とたんに、みな、だまりこんでしまいました。
村には、大百姓の庄兵衛をのぞいては、そんな大金をまかなえる人はだれもいなかったからです。
この時、うで組をして聞いていた庄兵衛が、
「ほんでも、ほかに方法はあんめえな」
と、ため息まじりに、顔を上げました。
「吉野山へは、わしが手紙っこば書くべ。使いは、足のじょうぶな若げすたず・・・、与作と田平がいかべ。路銀はわしが用意すっぺ」
村人たちは、その場にすわり直して、深ぶかと、庄兵衛に頭を下げました。
さっそく、次の日の朝早く、体自まんの二人の若者、与作と田平が、吉野山に向かって出発しました。
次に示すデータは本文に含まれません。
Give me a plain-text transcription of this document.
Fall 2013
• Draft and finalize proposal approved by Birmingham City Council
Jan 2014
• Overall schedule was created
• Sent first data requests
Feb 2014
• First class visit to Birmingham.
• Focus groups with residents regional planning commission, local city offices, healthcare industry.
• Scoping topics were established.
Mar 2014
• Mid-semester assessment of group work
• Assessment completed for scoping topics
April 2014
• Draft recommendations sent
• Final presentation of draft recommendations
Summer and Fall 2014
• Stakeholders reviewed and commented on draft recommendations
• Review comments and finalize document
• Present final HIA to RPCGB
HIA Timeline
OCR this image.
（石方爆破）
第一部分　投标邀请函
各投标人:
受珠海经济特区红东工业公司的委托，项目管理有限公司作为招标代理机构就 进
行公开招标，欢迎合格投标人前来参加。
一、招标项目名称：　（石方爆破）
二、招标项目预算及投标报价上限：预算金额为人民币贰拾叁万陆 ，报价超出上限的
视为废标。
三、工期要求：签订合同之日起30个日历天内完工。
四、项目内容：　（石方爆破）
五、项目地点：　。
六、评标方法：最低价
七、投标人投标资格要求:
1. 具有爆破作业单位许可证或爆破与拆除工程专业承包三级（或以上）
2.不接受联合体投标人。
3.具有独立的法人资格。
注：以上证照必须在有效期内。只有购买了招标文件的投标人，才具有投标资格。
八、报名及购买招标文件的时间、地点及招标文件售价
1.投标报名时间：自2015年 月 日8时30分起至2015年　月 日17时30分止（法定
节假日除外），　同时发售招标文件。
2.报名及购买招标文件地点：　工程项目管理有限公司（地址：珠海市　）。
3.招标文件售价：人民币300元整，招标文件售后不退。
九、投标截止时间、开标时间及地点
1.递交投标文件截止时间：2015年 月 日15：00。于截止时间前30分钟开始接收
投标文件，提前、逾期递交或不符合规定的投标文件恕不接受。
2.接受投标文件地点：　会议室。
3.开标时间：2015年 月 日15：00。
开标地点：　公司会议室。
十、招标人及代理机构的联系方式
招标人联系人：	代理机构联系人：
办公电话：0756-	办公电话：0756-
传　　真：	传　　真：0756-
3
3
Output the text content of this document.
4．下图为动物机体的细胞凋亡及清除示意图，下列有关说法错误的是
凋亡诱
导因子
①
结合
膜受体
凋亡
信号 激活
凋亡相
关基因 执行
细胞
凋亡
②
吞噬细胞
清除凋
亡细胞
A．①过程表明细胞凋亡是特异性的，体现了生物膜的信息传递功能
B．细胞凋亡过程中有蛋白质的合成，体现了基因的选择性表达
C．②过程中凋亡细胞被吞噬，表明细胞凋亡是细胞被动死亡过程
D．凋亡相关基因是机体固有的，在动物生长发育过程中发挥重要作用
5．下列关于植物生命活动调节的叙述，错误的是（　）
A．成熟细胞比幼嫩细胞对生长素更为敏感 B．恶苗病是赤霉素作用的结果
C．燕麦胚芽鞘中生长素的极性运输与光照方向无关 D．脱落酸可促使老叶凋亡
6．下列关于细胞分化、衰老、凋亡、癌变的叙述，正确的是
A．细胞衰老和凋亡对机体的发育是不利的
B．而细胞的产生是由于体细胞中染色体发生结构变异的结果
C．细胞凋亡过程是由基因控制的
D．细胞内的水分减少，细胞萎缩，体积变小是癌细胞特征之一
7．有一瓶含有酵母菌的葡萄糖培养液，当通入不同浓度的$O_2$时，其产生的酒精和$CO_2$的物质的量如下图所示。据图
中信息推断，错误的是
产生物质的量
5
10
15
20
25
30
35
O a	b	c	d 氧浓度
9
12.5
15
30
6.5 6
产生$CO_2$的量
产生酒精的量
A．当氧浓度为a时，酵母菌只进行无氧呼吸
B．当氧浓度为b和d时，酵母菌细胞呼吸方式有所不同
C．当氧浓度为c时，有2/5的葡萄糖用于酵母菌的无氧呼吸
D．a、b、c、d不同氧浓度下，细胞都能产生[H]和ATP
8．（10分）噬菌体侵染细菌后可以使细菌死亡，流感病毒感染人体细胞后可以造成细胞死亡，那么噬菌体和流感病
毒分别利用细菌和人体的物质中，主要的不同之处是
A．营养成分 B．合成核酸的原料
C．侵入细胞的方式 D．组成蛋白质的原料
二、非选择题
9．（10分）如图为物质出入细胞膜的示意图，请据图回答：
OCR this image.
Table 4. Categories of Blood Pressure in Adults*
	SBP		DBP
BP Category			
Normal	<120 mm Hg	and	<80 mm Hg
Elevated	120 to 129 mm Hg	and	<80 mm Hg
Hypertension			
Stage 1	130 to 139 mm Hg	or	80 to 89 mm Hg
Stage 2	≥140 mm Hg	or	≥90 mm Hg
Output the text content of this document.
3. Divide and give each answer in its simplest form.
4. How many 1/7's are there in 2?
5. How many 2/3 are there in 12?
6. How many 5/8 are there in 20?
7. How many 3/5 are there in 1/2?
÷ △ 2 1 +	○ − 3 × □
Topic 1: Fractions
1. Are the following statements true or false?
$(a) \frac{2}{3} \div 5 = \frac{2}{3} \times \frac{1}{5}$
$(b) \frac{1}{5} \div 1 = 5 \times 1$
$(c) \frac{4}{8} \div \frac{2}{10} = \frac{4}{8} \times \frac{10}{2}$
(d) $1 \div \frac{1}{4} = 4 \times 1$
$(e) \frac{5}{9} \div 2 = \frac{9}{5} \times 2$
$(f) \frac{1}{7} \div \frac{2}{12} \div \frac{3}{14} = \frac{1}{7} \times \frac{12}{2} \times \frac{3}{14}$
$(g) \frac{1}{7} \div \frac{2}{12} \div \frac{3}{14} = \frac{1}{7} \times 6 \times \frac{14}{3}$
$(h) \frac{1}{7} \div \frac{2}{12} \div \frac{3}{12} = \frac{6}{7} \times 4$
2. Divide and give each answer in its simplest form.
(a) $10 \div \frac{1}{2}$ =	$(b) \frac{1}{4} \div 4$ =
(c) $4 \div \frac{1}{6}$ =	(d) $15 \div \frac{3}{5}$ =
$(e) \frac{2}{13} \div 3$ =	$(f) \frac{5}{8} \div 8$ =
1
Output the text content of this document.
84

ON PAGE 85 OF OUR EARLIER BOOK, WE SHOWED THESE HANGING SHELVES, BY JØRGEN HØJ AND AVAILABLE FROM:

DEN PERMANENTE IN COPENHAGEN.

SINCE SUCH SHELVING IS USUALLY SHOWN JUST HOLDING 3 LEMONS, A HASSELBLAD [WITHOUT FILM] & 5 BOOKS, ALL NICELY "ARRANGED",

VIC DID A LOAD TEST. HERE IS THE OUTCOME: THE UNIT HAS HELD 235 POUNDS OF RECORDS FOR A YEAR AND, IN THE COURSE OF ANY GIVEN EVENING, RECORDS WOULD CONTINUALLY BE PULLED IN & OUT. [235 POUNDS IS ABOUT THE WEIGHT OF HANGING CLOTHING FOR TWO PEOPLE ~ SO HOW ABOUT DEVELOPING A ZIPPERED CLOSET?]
「おらたち、夜昼なしに、急ぐから、みんな、待っててけらいん」
手をふる与作と田平を、村人たちは見送ります。
「まこと、待ち遠しいっちゃなあ。行きに20日、帰りに20日。どんなに早くとも、行者様がござるまでには40日あるべおん。その間、おらだちだけで、村のわらしこば守らねばなんねちゃ・・・」
庄兵衛のさしずで、村人たちは、交たいで、山の入り口を見張ることになりました。
オニが来ようものなら、かねを打ち鳴らして、みなに知らせることにしたのです。
「いがすか。かねっこ、聞いたら、どこさいても、すき、くわば持って、かけつけるべし。オニがなんぼ強いたって、わしら全員が相手だら、そうそう、かなわねべおん」
それにしても、不安な毎日でした。